Errors in Fee Disclosures

The contract will not fail to be reasonable if the covered service provider notifies the responsible plan fiduciary within 30 days of discovering an error or omission in the disclosed information. 

Failure to Receive the Required Fee Disclosures

The responsible plan fiduciary will not be deemed to have engaged in a prohibited transaction if it reasonably believed that the covered service provider had made the required disclosures and, upon discovery of the failure, takes the following steps:

  • Requests in writing that the covered service provider furnish the fee disclosures.
  • If the covered service provider refuses or fails to furnish the fee disclosures within 90 days of the request, notifies the DOL of the failure or refusal.
  • Evaluates whether to terminate the contract, consistent with the duty of prudence.  If the contract relates to future services and the disclosure is not furnished promptly after the 90-day period, the contract must be terminated as expeditiously as possible. 

Next Steps

Savvy plan sponsors are already asking brokers and consultants to provide robust fee disclosure whenever they enter into a new contract for a group health plan.  The new rules will formalize this process.  Obtaining and reviewing fee disclosures should be added to a plan sponsor's annual checklist. 
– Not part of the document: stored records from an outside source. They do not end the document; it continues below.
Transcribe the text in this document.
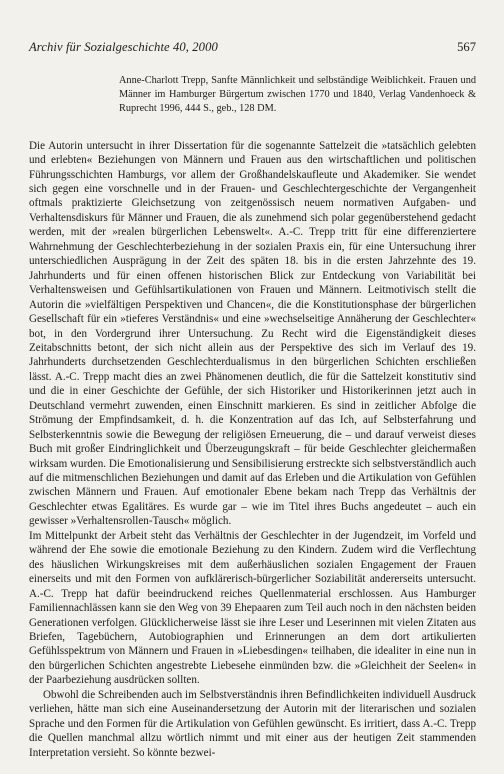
Archiv für Sozialgeschichte 40, 2000	567
Anne-Charlott Trepp, Sanfte Männlichkeit und selbständige Weiblichkeit. Frauen und Männer im Hamburger Bürgertum zwischen 1770 und 1840, Verlag Vandenhoeck & Ruprecht 1996, 444 S., geb., 128 DM.

Die Autorin untersucht in ihrer Dissertation für die sogenannte Sattelzeit die »tatsächlich gelebten und erlebten« Beziehungen von Männern und Frauen aus den wirtschaftlichen und politischen Führungsschichten Hamburgs, vor allem der Großhandelskaufleute und Akademiker. Sie wendet sich gegen eine vorschnelle und in der Frauen- und Geschlechtergeschichte der Vergangenheit oftmals praktizierte Gleichsetzung von zeitgenössisch neuem normativen Aufgaben- und Verhaltensdiskurs für Männer und Frauen, die als zunehmend sich polar gegenüberstehend gedacht werden, mit der »realen bürgerlichen Lebenswelt«. A.-C. Trepp tritt für eine differenziertere Wahrnehmung der Geschlechterbeziehung in der sozialen Praxis ein, für eine Untersuchung ihrer unterschiedlichen Ausprägung in der Zeit des späten 18. bis in die ersten Jahrzehnte des 19. Jahrhunderts und für einen offenen historischen Blick zur Entdeckung von Variabilität bei Verhaltensweisen und Gefühlsartikulationen von Frauen und Männern. Leitmotivisch stellt die Autorin die »vielfältigen Perspektiven und Chancen«, die die Konstitutionsphase der bürgerlichen Gesellschaft für ein »tieferes Verständnis« und eine »wechselseitige Annäherung der Geschlechter« bot, in den Vordergrund ihrer Untersuchung. Zu Recht wird die Eigenständigkeit dieses Zeitabschnitts betont, der sich nicht allein aus der Perspektive des sich im Verlauf des 19. Jahrhunderts durchsetzenden Geschlechterdualismus in den bürgerlichen Schichten erschließen lässt. A.-C. Trepp macht dies an zwei Phänomenen deutlich, die für die Sattelzeit konstitutiv sind und die in einer Geschichte der Gefühle, der sich Historiker und Historikerinnen jetzt auch in Deutschland vermehrt zuwenden, einen Einschnitt markieren. Es sind in zeitlicher Abfolge die Strömung der Empfindsamkeit, d. h. die Konzentration auf das Ich, auf Selbsterfahrung und Selbsterkenntnis sowie die Bewegung der religiösen Erneuerung, die – und darauf verweist dieses Buch mit großer Eindringlichkeit und Überzeugungskraft – für beide Geschlechter gleichermaßen wirksam wurden. Die Emotionalisierung und Sensibilisierung erstreckte sich selbstverständlich auch auf die mitmenschlichen Beziehungen und damit auf das Erleben und die Artikulation von Gefühlen zwischen Männern und Frauen. Auf emotionaler Ebene bekam nach Trepp das Verhältnis der Geschlechter etwas Egalitäres. Es wurde gar – wie im Titel ihres Buchs angedeutet – auch ein gewisser »Verhaltensrollen-Tausch« möglich.

Im Mittelpunkt der Arbeit steht das Verhältnis der Geschlechter in der Jugendzeit, im Vorfeld und während der Ehe sowie die emotionale Beziehung zu den Kindern. Zudem wird die Verflechtung des häuslichen Wirkungskreises mit dem außerhäuslichen sozialen Engagement der Frauen einerseits und mit den Formen von aufklärerisch-bürgerlicher Soziabilität andererseits untersucht. A.-C. Trepp hat dafür beeindruckend reiches Quellenmaterial erschlossen. Aus Hamburger Familiennachlässen kann sie den Weg von 39 Ehepaaren zum Teil auch noch in den nächsten beiden Generationen verfolgen. Glücklicherweise lässt sie ihre Leser und Leserinnen mit vielen Zitaten aus Briefen, Tagebüchern, Autobiographien und Erinnerungen an dem dort artikulierten Gefühlsspektrum von Männern und Frauen in »Liebesdingen« teilhaben, die idealiter in eine nun in den bürgerlichen Schichten angestrebte Liebesehe einmünden bzw. die »Gleichheit der Seelen« in der Paarbeziehung ausdrücken sollten.

Obwohl die Schreibenden auch im Selbstverständnis ihren Befindlichkeiten individuell Ausdruck verliehen, hätte man sich eine Auseinandersetzung der Autorin mit der literarischen und sozialen Sprache und den Formen für die Artikulation von Gefühlen gewünscht. Es irritiert, dass A.-C. Trepp die Quellen manchmal allzu wörtlich nimmt und mit einer aus der heutigen Zeit stammenden Interpretation versieht. So könnte bezwei-
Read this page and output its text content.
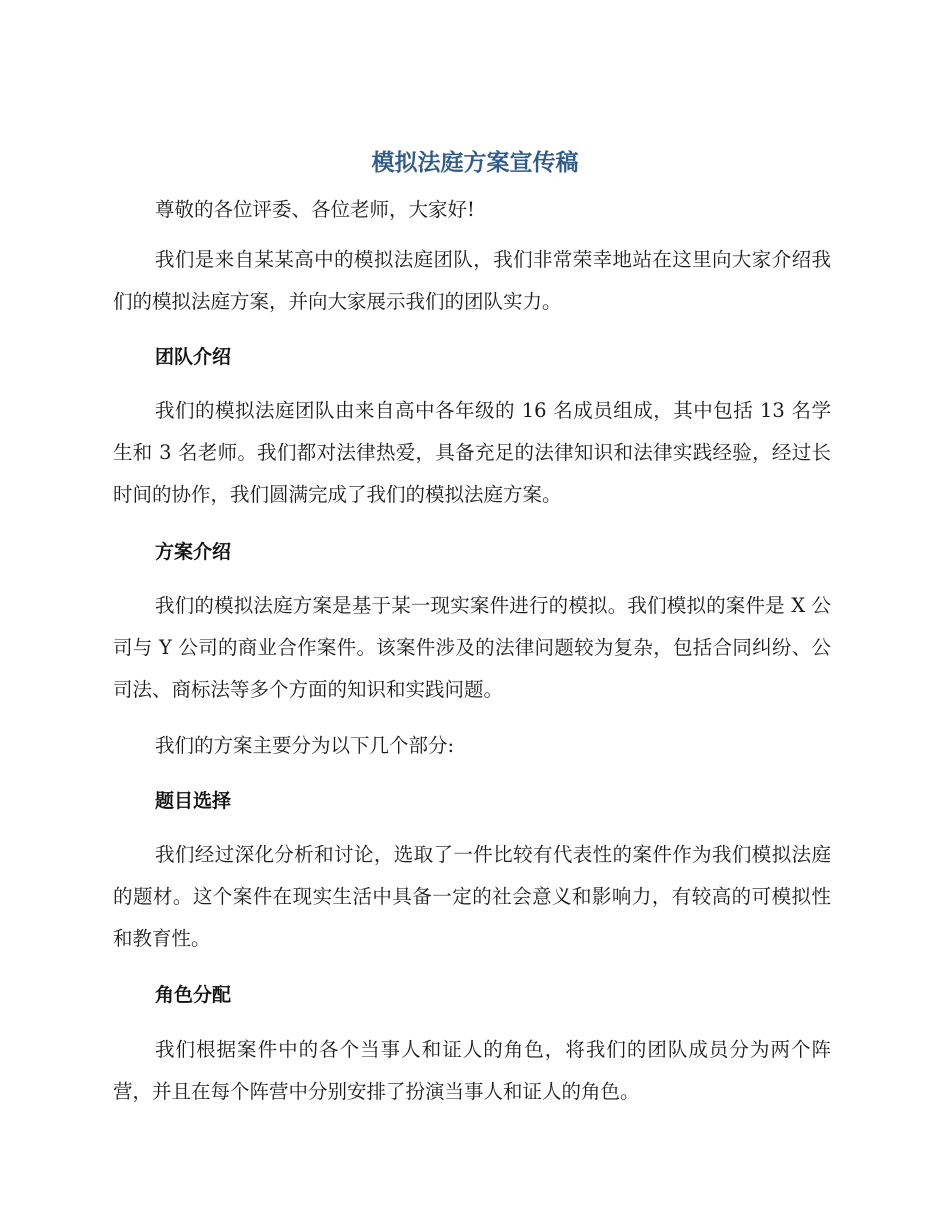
模拟法庭方案宣传稿

尊敬的各位评委、各位老师，大家好!

我们是来自某某高中的模拟法庭团队，我们非常荣幸地站在这里向大家介绍我们的模拟法庭方案，并向大家展示我们的团队实力。

团队介绍

我们的模拟法庭团队由来自高中各年级的 16 名成员组成，其中包括 13 名学生和 3 名老师。我们都对法律热爱，具备充足的法律知识和法律实践经验，经过长时间的协作，我们圆满完成了我们的模拟法庭方案。

方案介绍

我们的模拟法庭方案是基于某一现实案件进行的模拟。我们模拟的案件是 X 公司与 Y 公司的商业合作案件。该案件涉及的法律问题较为复杂，包括合同纠纷、公司法、商标法等多个方面的知识和实践问题。

我们的方案主要分为以下几个部分:

题目选择

我们经过深化分析和讨论，选取了一件比较有代表性的案件作为我们模拟法庭的题材。这个案件在现实生活中具备一定的社会意义和影响力，有较高的可模拟性和教育性。

角色分配

我们根据案件中的各个当事人和证人的角色，将我们的团队成员分为两个阵营，并且在每个阵营中分别安排了扮演当事人和证人的角色。
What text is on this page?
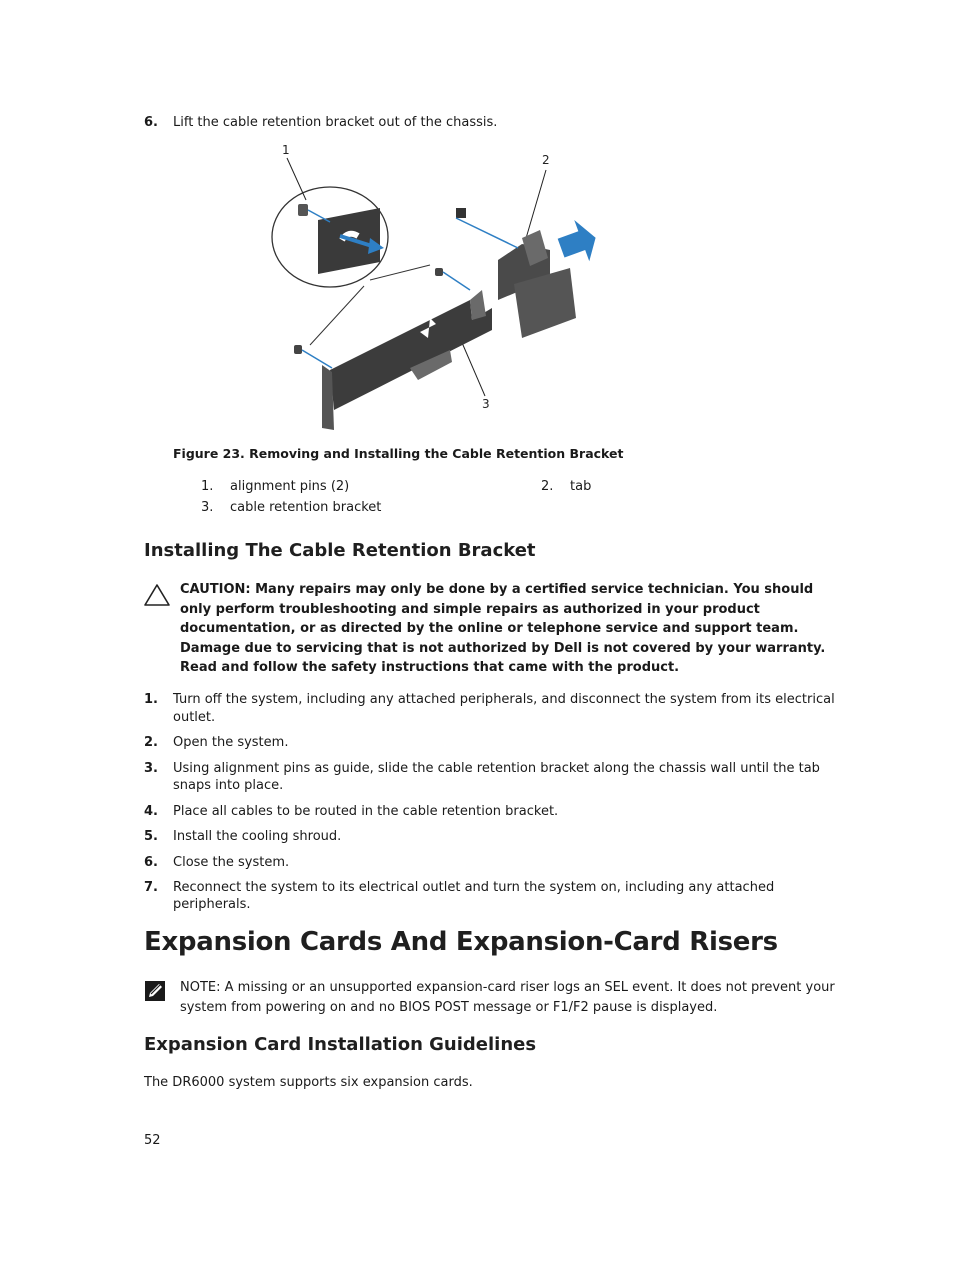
6. Lift the cable retention bracket out of the chassis.
1
2
3
Figure 23. Removing and Installing the Cable Retention Bracket
1. alignment pins (2)	2. tab
3. cable retention bracket
Installing The Cable Retention Bracket
CAUTION: Many repairs may only be done by a certified service technician. You should only perform troubleshooting and simple repairs as authorized in your product documentation, or as directed by the online or telephone service and support team. Damage due to servicing that is not authorized by Dell is not covered by your warranty. Read and follow the safety instructions that came with the product.
1. Turn off the system, including any attached peripherals, and disconnect the system from its electrical
outlet.
2. Open the system.
3. Using alignment pins as guide, slide the cable retention bracket along the chassis wall until the tab
snaps into place.
4. Place all cables to be routed in the cable retention bracket.
5. Install the cooling shroud.
6. Close the system.
7. Reconnect the system to its electrical outlet and turn the system on, including any attached
peripherals.
Expansion Cards And Expansion-Card Risers
NOTE: A missing or an unsupported expansion-card riser logs an SEL event. It does not prevent your system from powering on and no BIOS POST message or F1/F2 pause is displayed.
Expansion Card Installation Guidelines
The DR6000 system supports six expansion cards.
52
It is less clear how plan sponsors should determine whether fees for group health plans are "reasonable."  For commissions on insurance products, plan sponsors are generally informed that "these are standard commission levels."  Currently, the benchmarking tools that exist for retirement plans are not as readily available for welfare benefit plans.  It will be interesting to see whether benchmarking tools are developed for group health plans and whether these tools will begin to affect fees. 

The content of this article is intended to provide a general guide to the subject matter. Specialist advice should be sought about your specific circumstances.